Wednesday, January 16, 2002
University of California Office of the President

Media Contact:
Charles McFadden
(510) 987-9193

California Must Expand UC Graduate Enrollments and Increase Student Support,
UC Commission Concludes

To serve the state's needs by 2010, the University of California must boost systemwide graduate student enrollment by at least 11,000, a nearly 50 percent increase, and increase support for individual graduate students, a university commission has concluded.

California is dead last among the 15 largest states in growth in graduate enrollments over the last 10 years, the commission reported, and is one of only five states in which graduate enrollments declined during the last decade.

The Commission on the Growth and Support of Graduate Education, appointed by UC Board of Regents Chairman S. Sue Johnson and UC President Richard C. Atkinson, spent last year examining unmet needs for graduate education and financial support for graduate students.

"In a knowledge-based economy where advanced education is at a premium, the fact that the University of California is lagging so dramatically in graduate enrollments is an issue that simply must be addressed," Atkinson said. "If we hope to maintain the state's supremacy in such fields as biotechnology and electronics, create new industries not yet imagined, and solve California's pressing social and environmental problems, we need a highly educated workforce - and that means expanded graduate enrollments."

In addition to the need for a well-educated workforce, California's colleges and universities will need to hire an estimated 40,000 new faculty during the coming decade, to teach the huge increase in undergraduate students expected to enroll. California's colleges will depend on graduates from UC's doctoral programs for many of these faculty, the commission noted.

But commissioners said that to enroll the numbers of graduate students needed and to recruit the most talented students to UC, the university will need to increase funding to meet students' educational and living costs. The commission concludes that by 2010, UC will need to increase funding for graduate student support to $215 million annually, about a 50 percent increase. The bulk of that money is expected from traditional sources, but there will still exist a $65 million shortfall.

The commission recommended that the university propose to the state creation of state-funded postsecondary teaching fellowships for UC and other postsecondary institutions in California. Doctoral students would receive fellowship stipends in return for a commitment to provide four years of teaching service at a public or private postsecondary institution in California. Funding for graduate student support would also be sought from federal and private sources, as well as from the state.

The commission also said that UC must review its own practices in regard to graduate students to ensure that the university's environment for graduate students is the best in the nation.
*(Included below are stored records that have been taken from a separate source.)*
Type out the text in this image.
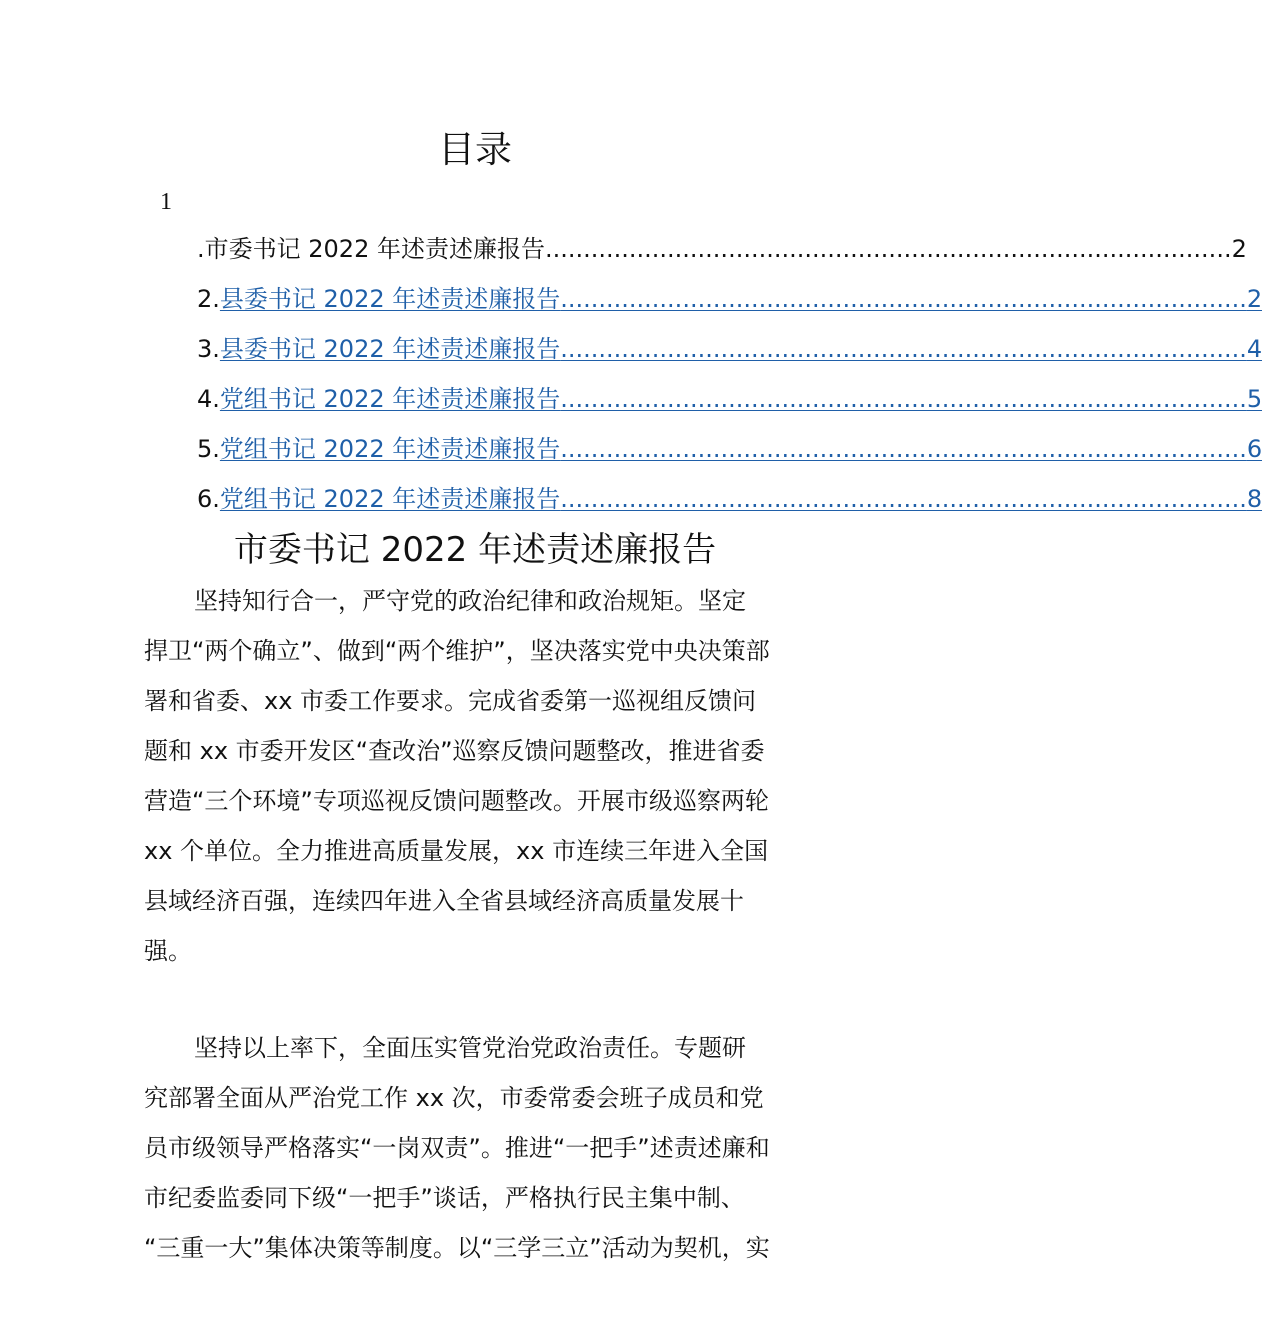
目录
1
.市委书记 2022 年述责述廉报告 .......................................................................................... 2
2. 县委书记 2022 年述责述廉报告 .......................................................................................... 2
3. 县委书记 2022 年述责述廉报告 .......................................................................................... 4
4. 党组书记 2022 年述责述廉报告 .......................................................................................... 5
5. 党组书记 2022 年述责述廉报告 .......................................................................................... 6
6. 党组书记 2022 年述责述廉报告 .......................................................................................... 8
市委书记 2022 年述责述廉报告
坚持知行合一，严守党的政治纪律和政治规矩。坚定
捍卫“两个确立”、做到“两个维护”，坚决落实党中央决策部
署和省委、xx 市委工作要求。完成省委第一巡视组反馈问
题和 xx 市委开发区“查改治”巡察反馈问题整改，推进省委
营造“三个环境”专项巡视反馈问题整改。开展市级巡察两轮
xx 个单位。全力推进高质量发展，xx 市连续三年进入全国
县域经济百强，连续四年进入全省县域经济高质量发展十
强。
坚持以上率下，全面压实管党治党政治责任。专题研
究部署全面从严治党工作 xx 次，市委常委会班子成员和党
员市级领导严格落实“一岗双责”。推进“一把手”述责述廉和
市纪委监委同下级“一把手”谈话，严格执行民主集中制、
“三重一大”集体决策等制度。以“三学三立”活动为契机，实
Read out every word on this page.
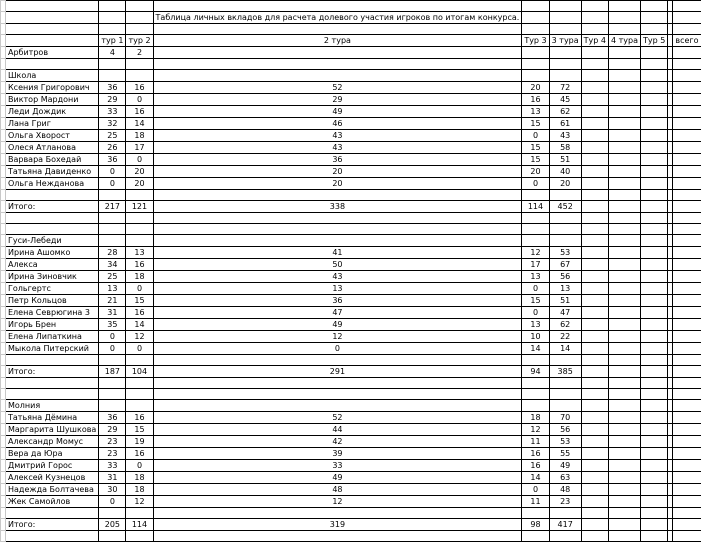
				Таблица личных вкладов для расчета долевого участия игроков по итогам конкурса.									

		тур 1	тур 2	2 тура	Тур 3	3 тура	Тур 4	4 тура	Тур 5		всего		
	Арбитров	4	2										

	Школа												
	Ксения Григорович	36	16	52	20	72							
	Виктор Мардони	29	0	29	16	45							
	Леди Дождик	33	16	49	13	62							
	Лана Григ	32	14	46	15	61							
	Ольга Хворост	25	18	43	0	43							
	Олеся Атланова	26	17	43	15	58							
	Варвара Бохедай	36	0	36	15	51							
	Татьяна Давиденко	0	20	20	20	40							
	Ольга Нежданова	0	20	20	0	20							

	Итого:	217	121	338	114	452							

	Гуси-Лебеди												
	Ирина Ашомко	28	13	41	12	53							
	Алекса	34	16	50	17	67							
	Ирина Зиновчик	25	18	43	13	56							
	Гольгертс	13	0	13	0	13							
	Петр Кольцов	21	15	36	15	51							
	Елена Севрюгина 3	31	16	47	0	47							
	Игорь Брен	35	14	49	13	62							
	Елена Липаткина	0	12	12	10	22							
	Мыкола Питерский	0	0	0	14	14							

	Итого:	187	104	291	94	385							

	Молния												
	Татьяна Дёмина	36	16	52	18	70							
	Маргарита Шушкова	29	15	44	12	56							
	Александр Момус	23	19	42	11	53							
	Вера да Юра	23	16	39	16	55							
	Дмитрий Горос	33	0	33	16	49							
	Алексей Кузнецов	31	18	49	14	63							
	Надежда Болтачева	30	18	48	0	48							
	Жек Самойлов	0	12	12	11	23							

	Итого:	205	114	319	98	417							
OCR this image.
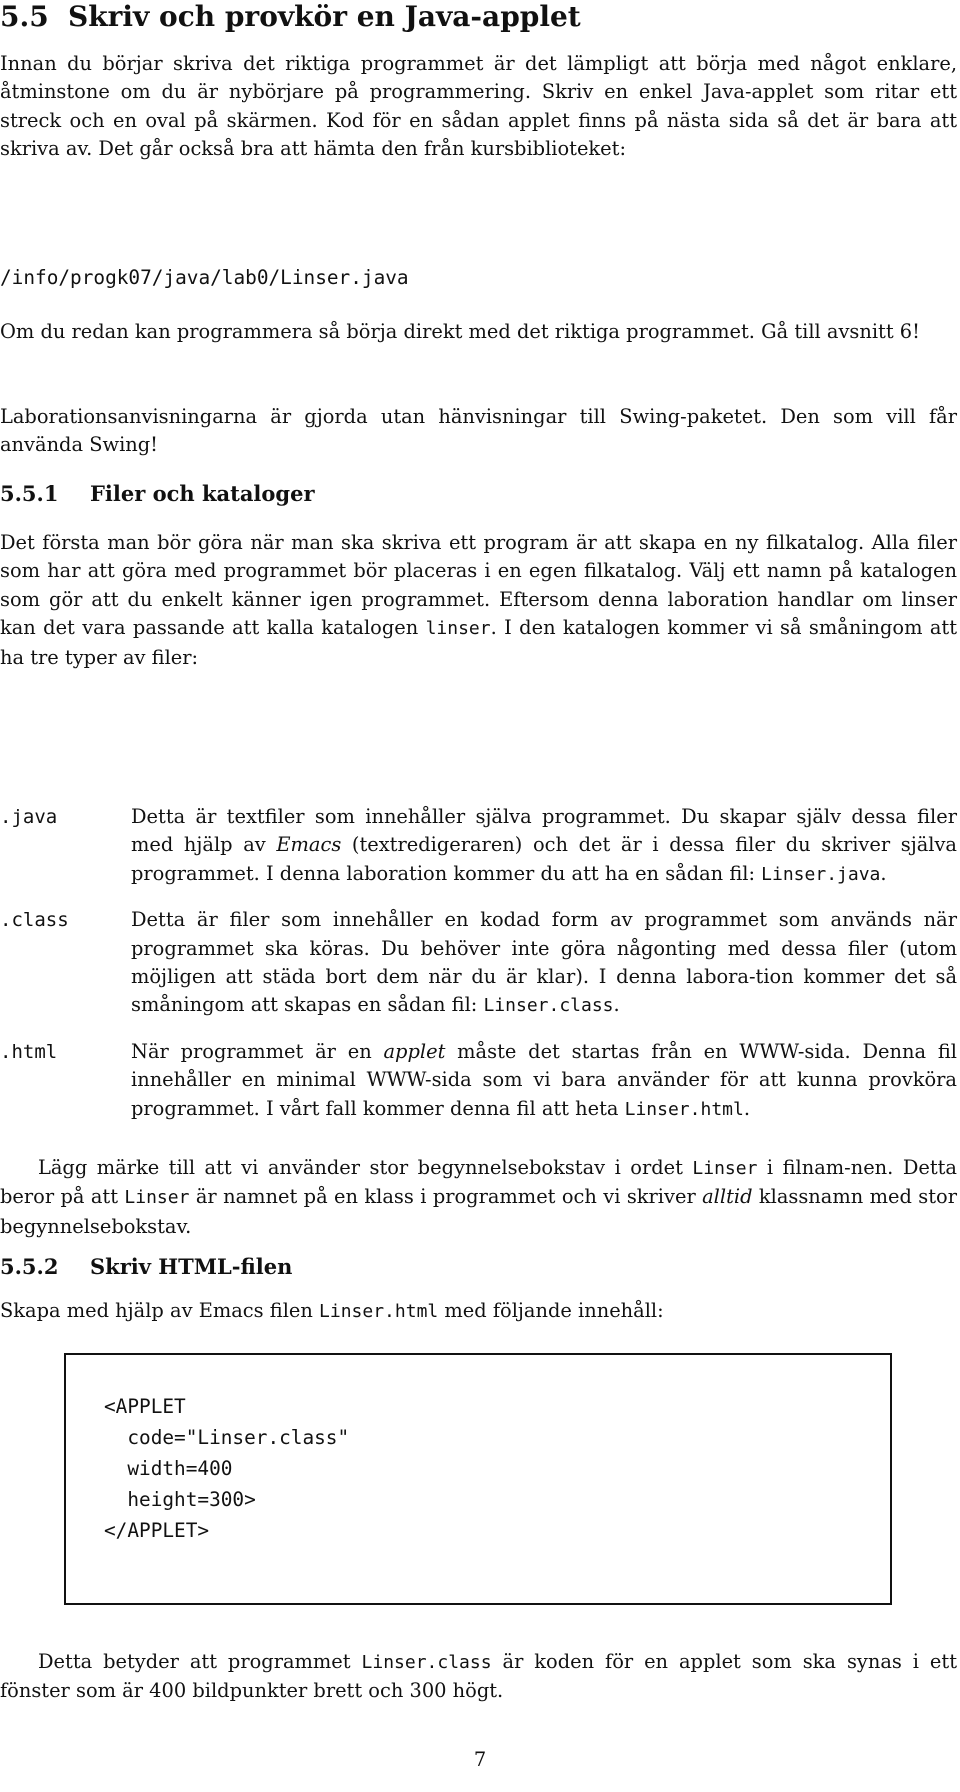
5.5 Skriv och provkör en Java-applet

Innan du börjar skriva det riktiga programmet är det lämpligt att börja med något enklare, åtminstone om du är nybörjare på programmering. Skriv en enkel Java-applet som ritar ett streck och en oval på skärmen. Kod för en sådan applet finns på nästa sida så det är bara att skriva av. Det går också bra att hämta den från kursbiblioteket:

/info/progk07/java/lab0/Linser.java

Om du redan kan programmera så börja direkt med det riktiga programmet. Gå till avsnitt 6!

Laborationsanvisningarna är gjorda utan hänvisningar till Swing-paketet. Den som vill får använda Swing!

5.5.1 Filer och kataloger

Det första man bör göra när man ska skriva ett program är att skapa en ny filkatalog. Alla filer som har att göra med programmet bör placeras i en egen filkatalog. Välj ett namn på katalogen som gör att du enkelt känner igen programmet. Eftersom denna laboration handlar om linser kan det vara passande att kalla katalogen linser. I den katalogen kommer vi så småningom att ha tre typer av filer:

.java	Detta är textfiler som innehåller själva programmet. Du skapar själv dessa filer med hjälp av Emacs (textredigeraren) och det är i dessa filer du skriver själva programmet. I denna laboration kommer du att ha en sådan fil: Linser.java.

.class	Detta är filer som innehåller en kodad form av programmet som används när programmet ska köras. Du behöver inte göra någonting med dessa filer (utom möjligen att städa bort dem när du är klar). I denna labora-tion kommer det så småningom att skapas en sådan fil: Linser.class.

.html	När programmet är en applet måste det startas från en WWW-sida. Denna fil innehåller en minimal WWW-sida som vi bara använder för att kunna provköra programmet. I vårt fall kommer denna fil att heta Linser.html.

Lägg märke till att vi använder stor begynnelsebokstav i ordet Linser i filnam-nen. Detta beror på att Linser är namnet på en klass i programmet och vi skriver alltid klassnamn med stor begynnelsebokstav.

5.5.2 Skriv HTML-filen

Skapa med hjälp av Emacs filen Linser.html med följande innehåll:

<APPLET
code="Linser.class"
width=400
height=300>
</APPLET>

Detta betyder att programmet Linser.class är koden för en applet som ska synas i ett fönster som är 400 bildpunkter brett och 300 högt.

7
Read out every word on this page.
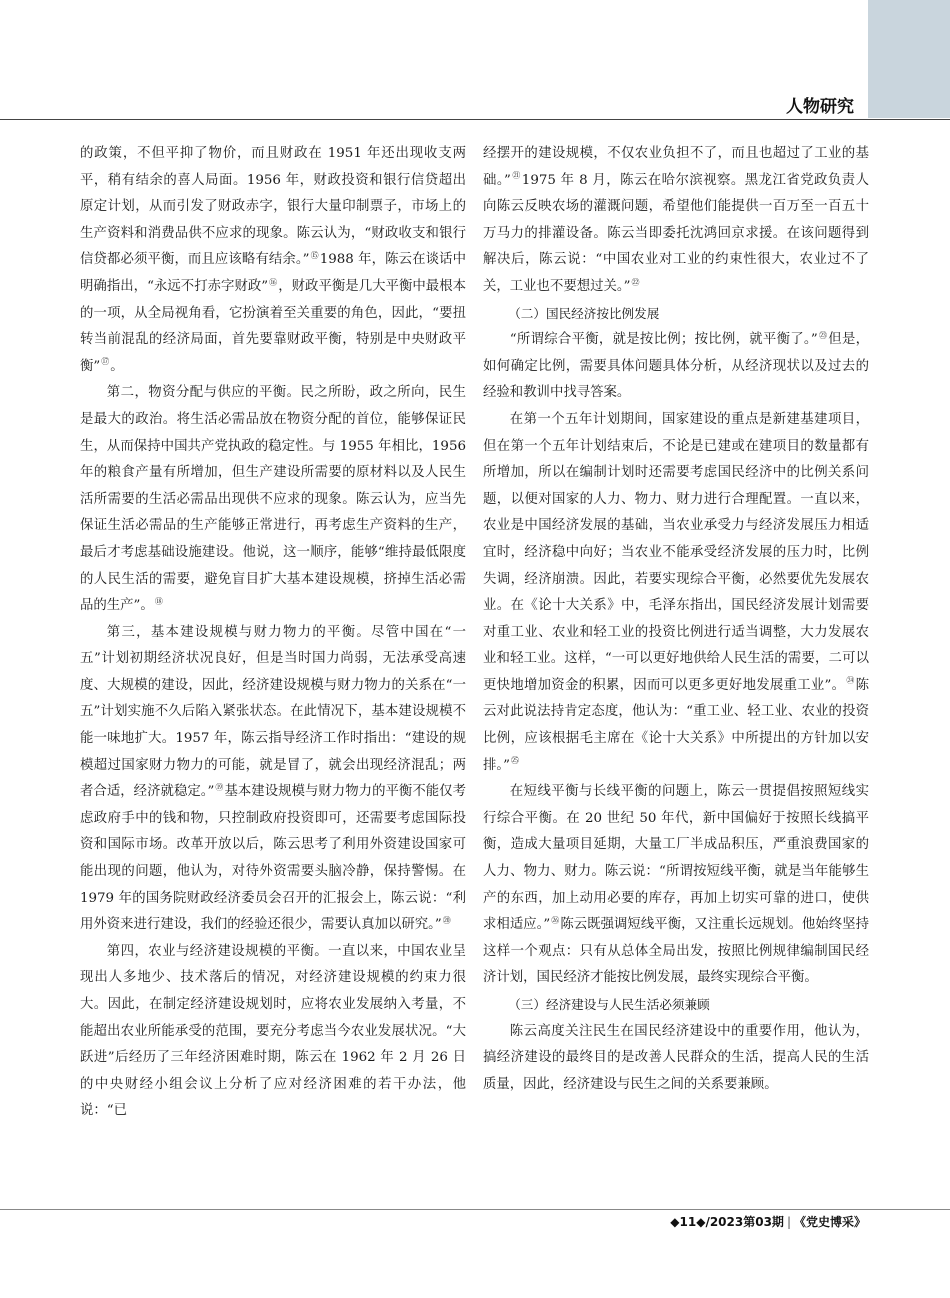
人物研究

的政策，不但平抑了物价，而且财政在 1951 年还出现收支两平，稍有结余的喜人局面。1956 年，财政投资和银行信贷超出原定计划，从而引发了财政赤字，银行大量印制票子，市场上的生产资料和消费品供不应求的现象。陈云认为，“财政收支和银行信贷都必须平衡，而且应该略有结余。”⑮1988 年，陈云在谈话中明确指出，“永远不打赤字财政”⑯，财政平衡是几大平衡中最根本的一项，从全局视角看，它扮演着至关重要的角色，因此，“要扭转当前混乱的经济局面，首先要靠财政平衡，特别是中央财政平衡”⑰。

第二，物资分配与供应的平衡。民之所盼，政之所向，民生是最大的政治。将生活必需品放在物资分配的首位，能够保证民生，从而保持中国共产党执政的稳定性。与 1955 年相比，1956 年的粮食产量有所增加，但生产建设所需要的原材料以及人民生活所需要的生活必需品出现供不应求的现象。陈云认为，应当先保证生活必需品的生产能够正常进行，再考虑生产资料的生产，最后才考虑基础设施建设。他说，这一顺序，能够“维持最低限度的人民生活的需要，避免盲目扩大基本建设规模，挤掉生活必需品的生产”。⑱

第三，基本建设规模与财力物力的平衡。尽管中国在“一五”计划初期经济状况良好，但是当时国力尚弱，无法承受高速度、大规模的建设，因此，经济建设规模与财力物力的关系在“一五”计划实施不久后陷入紧张状态。在此情况下，基本建设规模不能一味地扩大。1957 年，陈云指导经济工作时指出：“建设的规模超过国家财力物力的可能，就是冒了，就会出现经济混乱；两者合适，经济就稳定。”⑲基本建设规模与财力物力的平衡不能仅考虑政府手中的钱和物，只控制政府投资即可，还需要考虑国际投资和国际市场。改革开放以后，陈云思考了利用外资建设国家可能出现的问题，他认为，对待外资需要头脑冷静，保持警惕。在 1979 年的国务院财政经济委员会召开的汇报会上，陈云说：“利用外资来进行建设，我们的经验还很少，需要认真加以研究。”⑳

第四，农业与经济建设规模的平衡。一直以来，中国农业呈现出人多地少、技术落后的情况，对经济建设规模的约束力很大。因此，在制定经济建设规划时，应将农业发展纳入考量，不能超出农业所能承受的范围，要充分考虑当今农业发展状况。“大跃进”后经历了三年经济困难时期，陈云在 1962 年 2 月 26 日的中央财经小组会议上分析了应对经济困难的若干办法，他说：“已

经摆开的建设规模，不仅农业负担不了，而且也超过了工业的基础。”$^㉑$1975 年 8 月，陈云在哈尔滨视察。黑龙江省党政负责人向陈云反映农场的灌溉问题，希望他们能提供一百万至一百五十万马力的排灌设备。陈云当即委托沈鸿回京求援。在该问题得到解决后，陈云说：“中国农业对工业的约束性很大，农业过不了关，工业也不要想过关。”$^㉒$

（二）国民经济按比例发展

“所谓综合平衡，就是按比例；按比例，就平衡了。”$^㉓$但是，如何确定比例，需要具体问题具体分析，从经济现状以及过去的经验和教训中找寻答案。

在第一个五年计划期间，国家建设的重点是新建基建项目，但在第一个五年计划结束后，不论是已建或在建项目的数量都有所增加，所以在编制计划时还需要考虑国民经济中的比例关系问题，以便对国家的人力、物力、财力进行合理配置。一直以来，农业是中国经济发展的基础，当农业承受力与经济发展压力相适宜时，经济稳中向好；当农业不能承受经济发展的压力时，比例失调，经济崩溃。因此，若要实现综合平衡，必然要优先发展农业。在《论十大关系》中，毛泽东指出，国民经济发展计划需要对重工业、农业和轻工业的投资比例进行适当调整，大力发展农业和轻工业。这样，“一可以更好地供给人民生活的需要，二可以更快地增加资金的积累，因而可以更多更好地发展重工业”。$^㉔$陈云对此说法持肯定态度，他认为：“重工业、轻工业、农业的投资比例，应该根据毛主席在《论十大关系》中所提出的方针加以安排。”$^㉕$

在短线平衡与长线平衡的问题上，陈云一贯提倡按照短线实行综合平衡。在 20 世纪 50 年代，新中国偏好于按照长线搞平衡，造成大量项目延期，大量工厂半成品积压，严重浪费国家的人力、物力、财力。陈云说：“所谓按短线平衡，就是当年能够生产的东西，加上动用必要的库存，再加上切实可靠的进口，使供求相适应。”$^㉖$陈云既强调短线平衡，又注重长远规划。他始终坚持这样一个观点：只有从总体全局出发，按照比例规律编制国民经济计划，国民经济才能按比例发展，最终实现综合平衡。

（三）经济建设与人民生活必须兼顾

陈云高度关注民生在国民经济建设中的重要作用，他认为，搞经济建设的最终目的是改善人民群众的生活，提高人民的生活质量，因此，经济建设与民生之间的关系要兼顾。

◆11◆/2023第03期 | 《党史博采》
Affordable housing, additional programs to enhance faculty-student and student-student interaction, and improved career planning and placement are among the priority areas to be addressed.

The commission's six top recommendations on how UC should expand its graduate programs and increase support for graduate students are:

- Seek an increase in federal support for fellowship stipends from the current $16,000-18,000 annually to $25,000, and advocate as well for an additional 1,500 stipends nationwide for graduate students (increase to UC: $22 million).

- Urge the state to create a program of repayable fellowships for doctoral students in California universities who, upon graduation, agree to teach in California higher education institutions (increase to UC: $20 million).

- Seek state funding for 1,000 "incentive grants" for students awarded prestigious national fellowships to make the University of California more competitive in enrolling them (increase to UC: $10 million).

- Develop a program of collaborative industry-university internships for graduate students, particularly at the master's level, integrated with their academic programs (increase to UC: $8 million).

- Create a University of California graduate fellowships endowment to raise the funds necessary to provide $5 million annually for first-year and dissertation-year fellowships, especially in underfunded disciplines (increased immediate fundraising with a goal of a $125 million endowment).

- Develop a solid case for more funding for nonresident graduate students, and then inform state and federal decision-makers and private donors about the importance of educating graduate domestic nonresident and graduate international students in California, proposing to them the funding necessary to accomplish it.

The 22-member commission was appointed by chairman Johnson and Atkinson in January 2001. It is co-chaired by Johnson and UC Provost C. Judson King.